Otto Zwickl war insgesamt 44 Jahren im Dienst der Diebacher Pfarrei. 33 Jahre aktiv im Pfarrgemeinderat, davon 28 Jahre als Pfarrgemeinderatsvorsitzender. 1981 ließ er sich zum Wortgottesdienstleiter ausbilden. In den vergangenen elf Jahren kümmerte Zwickl sich als Küster um den reibungslosen und würdigen Ablauf der Gottesdienste. 2010 verlieh die Diözese ihm die Ehrennadel.

Pfarrer Paul Kowol dankte Zwickl und Mathes für ihr besonderes Engagement in der Pfarrgemeinde.
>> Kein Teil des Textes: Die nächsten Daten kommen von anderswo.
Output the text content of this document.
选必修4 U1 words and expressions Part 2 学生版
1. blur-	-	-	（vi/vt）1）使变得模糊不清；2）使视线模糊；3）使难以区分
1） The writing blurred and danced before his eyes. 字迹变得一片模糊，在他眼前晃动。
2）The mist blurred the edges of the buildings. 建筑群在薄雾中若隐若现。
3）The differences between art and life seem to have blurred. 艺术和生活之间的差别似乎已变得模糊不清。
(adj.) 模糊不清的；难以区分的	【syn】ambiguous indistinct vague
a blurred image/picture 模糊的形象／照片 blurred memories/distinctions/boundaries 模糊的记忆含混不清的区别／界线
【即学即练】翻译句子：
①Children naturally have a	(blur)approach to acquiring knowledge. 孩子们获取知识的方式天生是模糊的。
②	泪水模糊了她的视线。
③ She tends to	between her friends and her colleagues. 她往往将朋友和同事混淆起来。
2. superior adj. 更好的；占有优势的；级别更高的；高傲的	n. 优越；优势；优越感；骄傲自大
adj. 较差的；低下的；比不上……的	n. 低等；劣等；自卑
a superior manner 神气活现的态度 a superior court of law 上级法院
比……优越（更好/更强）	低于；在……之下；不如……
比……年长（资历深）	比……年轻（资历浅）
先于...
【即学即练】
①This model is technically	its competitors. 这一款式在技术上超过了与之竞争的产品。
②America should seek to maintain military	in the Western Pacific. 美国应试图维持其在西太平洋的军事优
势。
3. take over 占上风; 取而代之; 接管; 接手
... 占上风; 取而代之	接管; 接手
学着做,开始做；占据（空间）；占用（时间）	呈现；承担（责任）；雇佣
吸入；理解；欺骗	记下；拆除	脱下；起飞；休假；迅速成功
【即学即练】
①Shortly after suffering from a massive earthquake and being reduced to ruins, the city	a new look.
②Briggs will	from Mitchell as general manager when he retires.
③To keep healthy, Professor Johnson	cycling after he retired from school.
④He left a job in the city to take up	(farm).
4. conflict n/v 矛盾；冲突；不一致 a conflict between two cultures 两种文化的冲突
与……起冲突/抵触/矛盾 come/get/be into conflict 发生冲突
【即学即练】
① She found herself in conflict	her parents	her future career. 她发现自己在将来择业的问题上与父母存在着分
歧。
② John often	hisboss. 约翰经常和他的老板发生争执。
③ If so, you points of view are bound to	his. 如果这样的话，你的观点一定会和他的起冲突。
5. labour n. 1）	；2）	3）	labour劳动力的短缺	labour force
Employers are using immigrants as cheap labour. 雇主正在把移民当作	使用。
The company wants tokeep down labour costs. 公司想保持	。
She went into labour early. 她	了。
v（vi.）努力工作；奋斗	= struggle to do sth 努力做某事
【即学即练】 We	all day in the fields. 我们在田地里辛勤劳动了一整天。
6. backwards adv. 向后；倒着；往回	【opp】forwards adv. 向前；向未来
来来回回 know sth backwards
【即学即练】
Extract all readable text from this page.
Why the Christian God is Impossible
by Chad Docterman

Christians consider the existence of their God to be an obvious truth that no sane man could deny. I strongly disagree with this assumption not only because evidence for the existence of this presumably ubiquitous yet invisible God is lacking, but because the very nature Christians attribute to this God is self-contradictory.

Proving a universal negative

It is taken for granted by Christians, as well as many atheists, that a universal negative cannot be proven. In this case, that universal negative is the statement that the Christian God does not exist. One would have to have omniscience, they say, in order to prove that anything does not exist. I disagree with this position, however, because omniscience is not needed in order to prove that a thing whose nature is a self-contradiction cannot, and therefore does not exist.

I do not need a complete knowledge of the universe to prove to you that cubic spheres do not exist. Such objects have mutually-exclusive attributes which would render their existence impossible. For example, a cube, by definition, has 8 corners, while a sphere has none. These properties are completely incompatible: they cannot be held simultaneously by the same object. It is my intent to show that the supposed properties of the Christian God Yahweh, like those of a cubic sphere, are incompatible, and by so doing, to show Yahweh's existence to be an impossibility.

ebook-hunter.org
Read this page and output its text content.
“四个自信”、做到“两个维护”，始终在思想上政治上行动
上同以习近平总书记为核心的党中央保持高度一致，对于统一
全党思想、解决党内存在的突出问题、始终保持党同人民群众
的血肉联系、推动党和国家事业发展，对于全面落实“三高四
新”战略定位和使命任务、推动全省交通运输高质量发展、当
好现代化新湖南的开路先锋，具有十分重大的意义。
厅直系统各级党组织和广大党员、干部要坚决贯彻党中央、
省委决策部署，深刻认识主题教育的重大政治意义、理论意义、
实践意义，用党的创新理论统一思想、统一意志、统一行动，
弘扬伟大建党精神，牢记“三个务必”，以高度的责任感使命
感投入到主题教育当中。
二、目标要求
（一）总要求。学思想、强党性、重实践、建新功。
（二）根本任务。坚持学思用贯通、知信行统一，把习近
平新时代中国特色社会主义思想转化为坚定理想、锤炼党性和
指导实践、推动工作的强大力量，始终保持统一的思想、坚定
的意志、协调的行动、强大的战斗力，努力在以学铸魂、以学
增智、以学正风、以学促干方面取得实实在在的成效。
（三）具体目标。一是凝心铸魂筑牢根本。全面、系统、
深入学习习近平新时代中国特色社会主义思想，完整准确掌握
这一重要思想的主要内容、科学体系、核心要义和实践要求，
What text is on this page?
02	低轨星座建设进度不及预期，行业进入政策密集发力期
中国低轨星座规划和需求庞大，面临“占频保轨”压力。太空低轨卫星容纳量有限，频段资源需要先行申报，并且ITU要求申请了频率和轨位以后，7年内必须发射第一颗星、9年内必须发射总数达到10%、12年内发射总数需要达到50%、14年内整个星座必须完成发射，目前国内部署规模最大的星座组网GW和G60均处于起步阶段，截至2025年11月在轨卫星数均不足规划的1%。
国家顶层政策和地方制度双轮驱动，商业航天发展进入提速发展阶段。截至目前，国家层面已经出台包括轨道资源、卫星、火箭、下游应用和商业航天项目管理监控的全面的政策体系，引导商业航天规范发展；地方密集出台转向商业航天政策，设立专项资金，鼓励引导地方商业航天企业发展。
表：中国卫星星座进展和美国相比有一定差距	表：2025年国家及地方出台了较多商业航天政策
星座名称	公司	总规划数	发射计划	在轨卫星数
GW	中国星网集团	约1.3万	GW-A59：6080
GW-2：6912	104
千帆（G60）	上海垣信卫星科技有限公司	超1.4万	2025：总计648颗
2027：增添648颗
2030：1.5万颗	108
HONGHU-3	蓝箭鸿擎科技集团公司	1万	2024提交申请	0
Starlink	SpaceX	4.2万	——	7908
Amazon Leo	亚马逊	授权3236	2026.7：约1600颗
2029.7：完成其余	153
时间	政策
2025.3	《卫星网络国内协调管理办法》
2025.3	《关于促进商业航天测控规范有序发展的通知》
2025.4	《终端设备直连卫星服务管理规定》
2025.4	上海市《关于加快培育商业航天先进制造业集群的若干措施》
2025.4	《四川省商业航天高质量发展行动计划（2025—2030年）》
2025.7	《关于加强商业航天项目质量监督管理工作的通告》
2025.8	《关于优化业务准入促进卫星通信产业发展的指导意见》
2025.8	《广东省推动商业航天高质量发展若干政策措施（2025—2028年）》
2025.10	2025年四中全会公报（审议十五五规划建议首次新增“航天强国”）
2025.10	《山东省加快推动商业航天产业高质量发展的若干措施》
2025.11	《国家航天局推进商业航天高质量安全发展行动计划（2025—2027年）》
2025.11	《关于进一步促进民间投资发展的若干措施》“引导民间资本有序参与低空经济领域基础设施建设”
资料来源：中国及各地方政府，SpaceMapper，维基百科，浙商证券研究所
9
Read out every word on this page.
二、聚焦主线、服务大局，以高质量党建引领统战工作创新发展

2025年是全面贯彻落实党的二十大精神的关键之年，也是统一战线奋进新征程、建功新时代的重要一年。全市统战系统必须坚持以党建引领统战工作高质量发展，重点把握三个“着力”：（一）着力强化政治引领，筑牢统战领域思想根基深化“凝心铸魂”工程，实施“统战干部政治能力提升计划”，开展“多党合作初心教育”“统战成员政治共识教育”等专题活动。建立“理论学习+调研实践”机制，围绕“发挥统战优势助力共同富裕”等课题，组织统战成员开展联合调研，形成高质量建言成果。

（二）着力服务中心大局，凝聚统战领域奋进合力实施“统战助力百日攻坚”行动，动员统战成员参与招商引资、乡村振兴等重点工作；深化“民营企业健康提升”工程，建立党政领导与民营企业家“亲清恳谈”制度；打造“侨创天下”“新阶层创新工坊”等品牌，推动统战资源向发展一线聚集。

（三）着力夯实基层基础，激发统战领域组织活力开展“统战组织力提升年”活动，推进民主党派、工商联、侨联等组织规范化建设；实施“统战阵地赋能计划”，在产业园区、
Er nahm diesen Anlass wahr, um auch allen anderen Helfern, die oft im Hintergrund wirkten, zu danken.

Pfarrgemeinderatsvorsitzender Ralf Brandenstein würdigte ebenfalls den Dienst von Zwickl und Mathes an der Kirchengemeinschaft und dankte auch den Ehefrauen, die so viele Jahre ihre Männer unterstützten.

Wichtiger Ansprechpartner

Ortsbeauftragte Elisabeth Assmann lobte Zwickl auch im Namen der Stadt, dass die Kirche immer offen und bestens vorbereitet war für Konzerte, etwa beim Adventsmarkt oder den Weihnachtskonzerten des Hammelburger Gymnasiums und der Diebacher Blaskapelle und Chöre. Sie stellte heraus, dass Otto Zwickl besonders für die Kinder und Jugendlichen stets ein wichtiges Vorbild und Ansprechpartner war.

Otto Zwickl dankte den Ministranten für ihren engagierten Einsatz und wünschte Pfarrer Kowol weiterhin Freude an der Pfarreiengemeinschaft Am Sturmiusberg.

Neues Küsterteam

Dass sich mit Christel und Rainer Danz, Elisabeth Metzung und Birgit Heid ein neues Küsterteam gefunden hat und Evi Borst ihren Dienst als Küsterin auch nach zehn Jahren noch weitermacht, freut Zwickl besonders.

Zwickl dankte auch den Mitarbeiterinnen im Pfarrbüro und Waldemar Hauk, der bis 2017 jahrzehntelang als Kirchenpfleger aktiv war, für die gute und erfolgreiche Zusammenarbeit. "Nur mit Gottes Hilfe hatte ich die Kraft für Familie, Beruf und den Dienst an der Kirche", erklärte er.